Sure, there wasn’t necessarily any evidence for any of it, but the dedicated news channels and daily update bulletins said she was behind it all, and that was proof enough for most.

  And there was talk, of course. Hearsay. People passed things on, albeit quietly, and only after checking no one else was listening in. Especially anyone with an eyepatch.

  The whispers on the wind said Lyra had killed a thousand men in her time, many while she was unarmed, and three using just the pinkie finger on her left hand.

  Some said she was a flesh-eater. Others claimed she ate nothing at all, but instead drank the blood of her victims through a straw she carried at all times in the inside pocket of her pirate coat.

  A few people thought she was vegan, and that all her aggression issues could be resolved if she’d only treat herself to a couple of sausages and a steak every once in a while.

  They all agreed, though, that Lyra Sherush was bad news. Lyra Sherush was not to be messed with. Lyra Sherush was a monster.

  Which was why everyone watched their screens so intently when the Eviscerator rammed both blade-like arms through her stomach and hoisted her into the air.

  The cheers rang out across the system, from Logus Prime to Pallton Minor. Glasses were raised, hugs were given, joy abounded. Through all this, nobody took their eyes off the screen.

  Their mouths frothing with excitement, they watched as the camera slowly zoomed in on Lyra’s face, savoring the way her eyes lolled emptily in her head.

  They cheered again when the image changed to show the blood-spattered Eviscerator, his flawlessly white teeth gritted in a grimace of delight.

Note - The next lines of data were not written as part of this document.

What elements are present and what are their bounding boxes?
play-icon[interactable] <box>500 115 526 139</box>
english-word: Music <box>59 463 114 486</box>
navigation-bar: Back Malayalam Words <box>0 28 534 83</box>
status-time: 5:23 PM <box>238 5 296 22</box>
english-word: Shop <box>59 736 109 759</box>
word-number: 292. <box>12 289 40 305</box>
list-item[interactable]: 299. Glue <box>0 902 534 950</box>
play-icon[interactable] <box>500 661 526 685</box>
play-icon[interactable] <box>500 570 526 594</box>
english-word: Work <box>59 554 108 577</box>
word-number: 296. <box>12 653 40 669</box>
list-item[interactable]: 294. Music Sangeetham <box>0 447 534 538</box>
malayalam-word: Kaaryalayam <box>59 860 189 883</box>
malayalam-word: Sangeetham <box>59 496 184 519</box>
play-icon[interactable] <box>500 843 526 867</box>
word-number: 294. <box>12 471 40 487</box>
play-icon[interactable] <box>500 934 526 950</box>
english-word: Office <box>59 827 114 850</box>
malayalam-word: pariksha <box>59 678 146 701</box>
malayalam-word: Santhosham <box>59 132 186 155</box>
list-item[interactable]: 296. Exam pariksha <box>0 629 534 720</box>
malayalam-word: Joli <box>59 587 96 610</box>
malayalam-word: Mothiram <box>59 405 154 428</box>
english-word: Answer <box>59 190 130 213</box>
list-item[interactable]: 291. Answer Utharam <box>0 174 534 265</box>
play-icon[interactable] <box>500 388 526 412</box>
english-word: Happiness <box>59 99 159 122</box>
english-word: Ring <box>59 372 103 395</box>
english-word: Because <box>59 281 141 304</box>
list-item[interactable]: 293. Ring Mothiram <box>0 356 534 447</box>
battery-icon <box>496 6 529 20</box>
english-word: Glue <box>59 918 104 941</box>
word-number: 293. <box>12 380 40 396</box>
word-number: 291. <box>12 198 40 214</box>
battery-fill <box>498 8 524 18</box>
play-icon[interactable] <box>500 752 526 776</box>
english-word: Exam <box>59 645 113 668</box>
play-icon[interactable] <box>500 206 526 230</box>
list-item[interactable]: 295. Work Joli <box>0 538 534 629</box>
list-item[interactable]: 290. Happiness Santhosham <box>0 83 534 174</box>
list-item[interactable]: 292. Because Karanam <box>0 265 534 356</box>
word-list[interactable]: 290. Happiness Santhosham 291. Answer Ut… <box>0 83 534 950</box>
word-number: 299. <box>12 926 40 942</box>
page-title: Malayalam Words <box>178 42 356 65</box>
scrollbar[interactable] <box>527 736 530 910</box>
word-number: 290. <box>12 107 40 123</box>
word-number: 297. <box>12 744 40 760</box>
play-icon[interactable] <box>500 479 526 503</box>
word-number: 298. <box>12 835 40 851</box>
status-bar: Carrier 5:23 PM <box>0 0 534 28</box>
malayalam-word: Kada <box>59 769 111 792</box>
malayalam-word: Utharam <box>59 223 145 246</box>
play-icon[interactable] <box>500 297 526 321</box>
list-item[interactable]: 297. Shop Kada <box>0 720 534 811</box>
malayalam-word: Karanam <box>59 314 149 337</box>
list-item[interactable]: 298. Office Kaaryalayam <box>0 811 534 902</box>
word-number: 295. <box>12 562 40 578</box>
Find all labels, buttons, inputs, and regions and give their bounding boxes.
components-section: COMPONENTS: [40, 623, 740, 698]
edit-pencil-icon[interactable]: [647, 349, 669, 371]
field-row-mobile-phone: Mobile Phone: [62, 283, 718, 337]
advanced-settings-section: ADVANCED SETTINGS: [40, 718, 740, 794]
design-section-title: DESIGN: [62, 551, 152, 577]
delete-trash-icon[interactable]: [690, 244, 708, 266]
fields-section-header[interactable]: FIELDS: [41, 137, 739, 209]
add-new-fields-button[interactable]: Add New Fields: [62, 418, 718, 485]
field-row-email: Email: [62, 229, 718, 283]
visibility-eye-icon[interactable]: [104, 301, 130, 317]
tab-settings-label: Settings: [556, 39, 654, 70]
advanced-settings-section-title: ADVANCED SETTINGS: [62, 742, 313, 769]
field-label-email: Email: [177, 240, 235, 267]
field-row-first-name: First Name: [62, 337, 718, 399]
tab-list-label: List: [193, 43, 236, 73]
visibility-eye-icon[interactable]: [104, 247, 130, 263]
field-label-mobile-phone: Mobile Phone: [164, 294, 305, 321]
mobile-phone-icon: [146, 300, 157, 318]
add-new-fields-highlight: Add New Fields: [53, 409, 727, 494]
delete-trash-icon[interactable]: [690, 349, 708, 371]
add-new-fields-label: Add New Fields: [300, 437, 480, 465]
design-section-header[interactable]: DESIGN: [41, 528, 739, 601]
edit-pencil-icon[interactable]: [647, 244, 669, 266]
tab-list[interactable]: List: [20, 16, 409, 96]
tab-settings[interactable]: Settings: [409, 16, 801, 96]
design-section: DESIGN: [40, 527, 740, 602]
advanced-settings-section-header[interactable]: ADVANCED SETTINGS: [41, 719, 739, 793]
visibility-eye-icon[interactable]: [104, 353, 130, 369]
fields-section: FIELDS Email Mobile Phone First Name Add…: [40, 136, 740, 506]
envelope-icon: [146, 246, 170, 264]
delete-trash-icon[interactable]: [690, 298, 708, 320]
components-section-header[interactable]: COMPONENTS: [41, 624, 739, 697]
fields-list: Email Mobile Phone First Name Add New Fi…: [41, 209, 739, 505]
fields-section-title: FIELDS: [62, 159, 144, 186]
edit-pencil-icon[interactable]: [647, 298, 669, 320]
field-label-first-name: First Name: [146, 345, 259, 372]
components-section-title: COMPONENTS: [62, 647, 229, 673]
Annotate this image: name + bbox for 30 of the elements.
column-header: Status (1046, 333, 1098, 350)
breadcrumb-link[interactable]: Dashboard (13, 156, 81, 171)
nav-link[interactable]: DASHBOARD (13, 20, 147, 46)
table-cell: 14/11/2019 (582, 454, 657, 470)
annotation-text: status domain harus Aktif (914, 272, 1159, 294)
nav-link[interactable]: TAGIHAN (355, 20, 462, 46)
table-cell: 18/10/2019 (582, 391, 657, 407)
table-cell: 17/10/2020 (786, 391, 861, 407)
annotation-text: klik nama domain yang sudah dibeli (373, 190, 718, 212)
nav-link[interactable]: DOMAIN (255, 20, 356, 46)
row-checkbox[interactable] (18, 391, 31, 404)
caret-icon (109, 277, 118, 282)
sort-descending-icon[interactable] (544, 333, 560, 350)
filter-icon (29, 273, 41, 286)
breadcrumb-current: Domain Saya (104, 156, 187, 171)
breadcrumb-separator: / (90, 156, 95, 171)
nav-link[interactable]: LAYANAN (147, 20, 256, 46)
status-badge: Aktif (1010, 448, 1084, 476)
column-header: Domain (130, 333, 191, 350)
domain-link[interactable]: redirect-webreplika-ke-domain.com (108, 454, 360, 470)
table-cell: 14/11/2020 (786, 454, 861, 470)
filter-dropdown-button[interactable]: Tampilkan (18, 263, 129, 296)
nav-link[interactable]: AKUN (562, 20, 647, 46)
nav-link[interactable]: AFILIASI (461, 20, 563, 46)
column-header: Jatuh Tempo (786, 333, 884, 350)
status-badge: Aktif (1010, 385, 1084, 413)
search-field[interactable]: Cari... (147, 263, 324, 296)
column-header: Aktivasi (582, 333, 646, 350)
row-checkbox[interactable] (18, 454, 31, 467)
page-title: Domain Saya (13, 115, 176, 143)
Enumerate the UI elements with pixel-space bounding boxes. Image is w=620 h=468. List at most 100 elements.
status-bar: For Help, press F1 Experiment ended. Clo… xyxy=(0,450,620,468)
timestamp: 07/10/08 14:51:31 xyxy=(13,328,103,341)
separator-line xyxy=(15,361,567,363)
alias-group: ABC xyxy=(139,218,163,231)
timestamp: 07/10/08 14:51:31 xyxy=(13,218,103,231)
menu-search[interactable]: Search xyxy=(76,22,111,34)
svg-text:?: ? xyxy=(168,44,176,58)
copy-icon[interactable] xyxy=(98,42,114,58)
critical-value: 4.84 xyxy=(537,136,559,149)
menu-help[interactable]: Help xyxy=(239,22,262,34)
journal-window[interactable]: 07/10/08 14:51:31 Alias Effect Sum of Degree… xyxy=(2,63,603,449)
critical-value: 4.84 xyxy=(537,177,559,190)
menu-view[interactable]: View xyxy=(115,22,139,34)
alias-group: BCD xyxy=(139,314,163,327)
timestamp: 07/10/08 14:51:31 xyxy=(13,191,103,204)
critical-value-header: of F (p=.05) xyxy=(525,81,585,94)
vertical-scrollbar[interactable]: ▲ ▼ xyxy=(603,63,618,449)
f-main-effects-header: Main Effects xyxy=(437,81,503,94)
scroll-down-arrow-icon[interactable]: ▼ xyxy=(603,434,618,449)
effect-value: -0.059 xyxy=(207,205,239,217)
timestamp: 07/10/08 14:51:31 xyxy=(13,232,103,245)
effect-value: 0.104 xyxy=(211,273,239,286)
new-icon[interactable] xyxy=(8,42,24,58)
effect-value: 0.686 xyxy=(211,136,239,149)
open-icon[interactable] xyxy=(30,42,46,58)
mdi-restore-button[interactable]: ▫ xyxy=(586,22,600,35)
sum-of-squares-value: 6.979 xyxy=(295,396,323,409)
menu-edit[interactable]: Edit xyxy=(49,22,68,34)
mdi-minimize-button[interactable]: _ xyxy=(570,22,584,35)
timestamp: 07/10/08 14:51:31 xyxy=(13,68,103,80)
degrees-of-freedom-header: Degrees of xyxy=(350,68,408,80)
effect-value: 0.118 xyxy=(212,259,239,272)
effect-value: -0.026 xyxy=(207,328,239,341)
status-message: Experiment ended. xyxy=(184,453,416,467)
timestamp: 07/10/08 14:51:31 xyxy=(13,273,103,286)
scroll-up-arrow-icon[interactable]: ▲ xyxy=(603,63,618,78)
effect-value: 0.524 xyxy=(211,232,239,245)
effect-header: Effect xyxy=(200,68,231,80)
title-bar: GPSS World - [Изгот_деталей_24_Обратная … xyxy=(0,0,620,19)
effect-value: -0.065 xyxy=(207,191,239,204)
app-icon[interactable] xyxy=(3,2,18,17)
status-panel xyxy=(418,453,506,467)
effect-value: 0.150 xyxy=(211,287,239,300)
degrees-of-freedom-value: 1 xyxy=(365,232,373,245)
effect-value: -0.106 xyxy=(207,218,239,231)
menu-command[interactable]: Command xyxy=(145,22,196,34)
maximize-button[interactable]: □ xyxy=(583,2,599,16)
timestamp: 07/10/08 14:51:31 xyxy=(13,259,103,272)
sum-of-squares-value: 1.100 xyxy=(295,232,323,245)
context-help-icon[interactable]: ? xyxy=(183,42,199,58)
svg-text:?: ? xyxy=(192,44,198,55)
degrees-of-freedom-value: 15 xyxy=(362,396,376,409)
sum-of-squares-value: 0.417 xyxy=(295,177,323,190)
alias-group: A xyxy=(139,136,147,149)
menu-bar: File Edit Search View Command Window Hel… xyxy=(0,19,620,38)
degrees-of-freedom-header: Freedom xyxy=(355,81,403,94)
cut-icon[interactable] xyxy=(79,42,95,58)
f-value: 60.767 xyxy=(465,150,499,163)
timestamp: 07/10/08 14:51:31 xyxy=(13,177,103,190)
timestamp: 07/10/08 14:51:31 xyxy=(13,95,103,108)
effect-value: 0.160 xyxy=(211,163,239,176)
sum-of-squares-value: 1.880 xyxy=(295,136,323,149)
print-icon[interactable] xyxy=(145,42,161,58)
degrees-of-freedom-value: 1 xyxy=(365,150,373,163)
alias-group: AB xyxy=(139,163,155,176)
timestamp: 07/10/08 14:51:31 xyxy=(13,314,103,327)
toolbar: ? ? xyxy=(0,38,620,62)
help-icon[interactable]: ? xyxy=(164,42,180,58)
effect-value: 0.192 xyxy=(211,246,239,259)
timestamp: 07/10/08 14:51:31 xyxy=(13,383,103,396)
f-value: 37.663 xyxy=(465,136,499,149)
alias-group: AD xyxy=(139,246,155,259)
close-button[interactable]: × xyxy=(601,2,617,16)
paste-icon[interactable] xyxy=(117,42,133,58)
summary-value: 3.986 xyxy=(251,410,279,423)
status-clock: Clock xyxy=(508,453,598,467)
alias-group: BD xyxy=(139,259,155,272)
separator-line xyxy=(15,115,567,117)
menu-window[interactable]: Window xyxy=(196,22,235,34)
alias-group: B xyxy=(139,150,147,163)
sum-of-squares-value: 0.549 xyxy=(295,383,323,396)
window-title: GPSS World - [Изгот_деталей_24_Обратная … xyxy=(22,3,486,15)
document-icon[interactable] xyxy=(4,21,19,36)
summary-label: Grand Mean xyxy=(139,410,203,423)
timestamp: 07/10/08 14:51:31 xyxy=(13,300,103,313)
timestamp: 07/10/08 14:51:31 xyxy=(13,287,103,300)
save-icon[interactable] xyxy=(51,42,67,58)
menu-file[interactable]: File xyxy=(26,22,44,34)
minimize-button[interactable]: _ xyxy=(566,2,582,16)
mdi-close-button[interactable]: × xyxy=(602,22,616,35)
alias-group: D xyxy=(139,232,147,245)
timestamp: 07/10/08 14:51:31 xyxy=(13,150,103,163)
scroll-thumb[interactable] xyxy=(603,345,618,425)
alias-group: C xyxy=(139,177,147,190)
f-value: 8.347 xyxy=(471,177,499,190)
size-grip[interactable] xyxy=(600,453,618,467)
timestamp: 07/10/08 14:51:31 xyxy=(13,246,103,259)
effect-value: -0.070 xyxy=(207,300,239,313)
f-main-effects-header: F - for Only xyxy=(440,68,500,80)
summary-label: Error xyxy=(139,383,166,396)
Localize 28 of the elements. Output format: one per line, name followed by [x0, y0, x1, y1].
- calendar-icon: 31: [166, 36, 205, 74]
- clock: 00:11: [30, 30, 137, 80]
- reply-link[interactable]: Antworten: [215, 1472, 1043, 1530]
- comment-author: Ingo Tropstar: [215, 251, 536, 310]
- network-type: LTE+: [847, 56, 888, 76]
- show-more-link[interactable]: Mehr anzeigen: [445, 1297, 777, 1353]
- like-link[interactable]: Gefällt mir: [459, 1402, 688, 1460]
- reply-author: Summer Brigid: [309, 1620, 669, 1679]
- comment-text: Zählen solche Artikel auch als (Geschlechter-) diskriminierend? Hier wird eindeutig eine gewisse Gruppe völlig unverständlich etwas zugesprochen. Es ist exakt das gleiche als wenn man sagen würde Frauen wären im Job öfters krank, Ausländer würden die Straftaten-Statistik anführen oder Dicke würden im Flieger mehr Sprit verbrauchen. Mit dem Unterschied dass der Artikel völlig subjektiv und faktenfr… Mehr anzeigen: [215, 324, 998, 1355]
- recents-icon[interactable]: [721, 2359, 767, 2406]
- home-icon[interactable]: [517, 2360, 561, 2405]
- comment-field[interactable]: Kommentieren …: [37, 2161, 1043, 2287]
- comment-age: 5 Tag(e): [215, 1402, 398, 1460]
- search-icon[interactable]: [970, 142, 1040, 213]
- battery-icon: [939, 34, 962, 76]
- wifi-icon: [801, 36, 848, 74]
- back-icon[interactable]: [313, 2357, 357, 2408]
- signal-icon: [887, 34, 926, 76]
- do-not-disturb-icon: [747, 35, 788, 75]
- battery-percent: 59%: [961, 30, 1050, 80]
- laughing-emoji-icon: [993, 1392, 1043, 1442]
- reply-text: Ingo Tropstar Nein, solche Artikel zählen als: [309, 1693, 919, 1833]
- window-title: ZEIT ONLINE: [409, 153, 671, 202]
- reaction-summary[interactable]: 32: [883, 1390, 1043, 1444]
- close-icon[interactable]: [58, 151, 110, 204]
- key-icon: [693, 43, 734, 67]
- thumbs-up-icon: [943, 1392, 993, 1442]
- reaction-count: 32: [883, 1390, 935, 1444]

  Back on Lyra again. She was gagging now, ejecting bile down her chin.

  Good enough for her, they cheered. Well deserved!

  Two icons blinked up on screen. Thumbs up, thumbs down. Mercy or condemnation. Spare or slay.

  All across the system they made their choices with a look, a button press, a voice command. All across the system, by the will of the people, Lyra Sherush’s fate was sealed.

  The icons vanished. An entire star system held its breath as it awaited the result.

  “The Hunt will be back,” a smooth voice announced, and an entire star system groaned in frustration. “After these important messages.”